1. Background to the secondary employment
In 2011, the plaintiff, a prison officer at Aachen Prison (JVA), was authorised to work as a part-time moderator and administrator on internet platforms. In October 2011, she reported a change in her secondary employment: she would now operate it independently and manage her own portals together with her husband and a friend. The responsible head of Aachen Prison approved this self-employed activity until 30 September 2016 on the condition that the additional income of over 1,200 euros per year was disclosed and that the time required did not exceed eight hours per week.
2. Income and activity of the applicant
In January 2014, the plaintiff reported additional income of EUR 94,212.27 for 2013, whereupon the head of the prison requested more detailed information on the activities, scope of work and internet addresses of the platforms operated. The plaintiff explained that it operated a social media portal that was comparable to platforms such as Facebook or StudiVZ. Her workload amounted to a maximum of eight hours per week, whereby she mainly carried out monitoring tasks and was supported by freelancers. The reported amount did not correspond to her income, as taxes and other duties had to be deducted from it.
3. Revocation of the secondary employment licence
Following the approval of the staff council, the head of the prison revoked the authorisation for the secondary employment in April 2014, citing the fact that the platform offered erotic chats, which was detrimental to official interests. The operation of such a platform by a prison officer could damage the reputation of the public administration and undermine trust in the civil service. The activity could also become known to the prisoners in the prison and undermine the applicant's authority. Furthermore, the high amount of additional income was used as an indication that the time spent on the secondary employment exceeded the permitted limit.
4. Legal basis and decision of the court
The Administrative Court of Aachen ruled that the revocation of the secondary employment authorisation was lawful. The basis for this was Section 49 (4) LBG NRW, according to which a licence must be revoked if it subsequently becomes apparent that it is detrimental to official interests. In this case, the court considered the operation of an erotic platform to be potentially damaging to the reputation of the public administration, particularly with regard to the applicant's work as a prison officer. The considerable earnings from the secondary employment, which accounted for over 40 per cent of her annual basic income, was also a permissible indication for the assumption of a detriment to official interests.

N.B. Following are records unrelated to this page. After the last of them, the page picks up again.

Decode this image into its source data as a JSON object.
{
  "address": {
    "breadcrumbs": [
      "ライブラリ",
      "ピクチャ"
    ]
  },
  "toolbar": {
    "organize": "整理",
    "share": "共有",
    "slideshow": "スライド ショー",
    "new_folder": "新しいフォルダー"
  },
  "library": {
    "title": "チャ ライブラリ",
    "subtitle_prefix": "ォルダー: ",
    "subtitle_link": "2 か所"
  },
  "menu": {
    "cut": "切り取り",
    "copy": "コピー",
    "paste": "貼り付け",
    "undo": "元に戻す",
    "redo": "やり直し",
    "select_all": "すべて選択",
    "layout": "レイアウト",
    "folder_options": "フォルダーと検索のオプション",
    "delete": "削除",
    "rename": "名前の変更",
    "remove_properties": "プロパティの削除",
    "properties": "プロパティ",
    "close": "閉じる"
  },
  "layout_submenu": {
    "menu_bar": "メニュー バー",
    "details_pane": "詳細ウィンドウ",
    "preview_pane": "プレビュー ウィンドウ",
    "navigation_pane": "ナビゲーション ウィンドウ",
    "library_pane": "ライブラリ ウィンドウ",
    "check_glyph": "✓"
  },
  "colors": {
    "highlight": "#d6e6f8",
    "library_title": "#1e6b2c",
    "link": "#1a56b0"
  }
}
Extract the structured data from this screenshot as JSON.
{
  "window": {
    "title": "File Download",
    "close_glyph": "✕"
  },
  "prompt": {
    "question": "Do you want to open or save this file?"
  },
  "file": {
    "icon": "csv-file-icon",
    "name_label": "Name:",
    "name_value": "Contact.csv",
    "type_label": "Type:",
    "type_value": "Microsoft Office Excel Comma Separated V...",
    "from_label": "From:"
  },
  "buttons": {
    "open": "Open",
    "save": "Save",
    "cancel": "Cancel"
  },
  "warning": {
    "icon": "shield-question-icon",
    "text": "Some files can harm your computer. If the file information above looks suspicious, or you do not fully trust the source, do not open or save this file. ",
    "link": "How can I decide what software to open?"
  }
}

5. Conclusion of the Ruling
The court clarified that although social morals have changed and eroticism is less taboo today, this does not affect the legal assessment in this case. Especially in the prison system, the behaviour of officers is of central importance for their authority and reputation. The applicant was unable to provide sufficient evidence that her secondary employment was not detrimental to the interests of the service, particularly as her income was far in excess of the authorised secondary income. The revocation of the authorisation was therefore justified in order to protect the reputation of the public administration and trust in prison officers.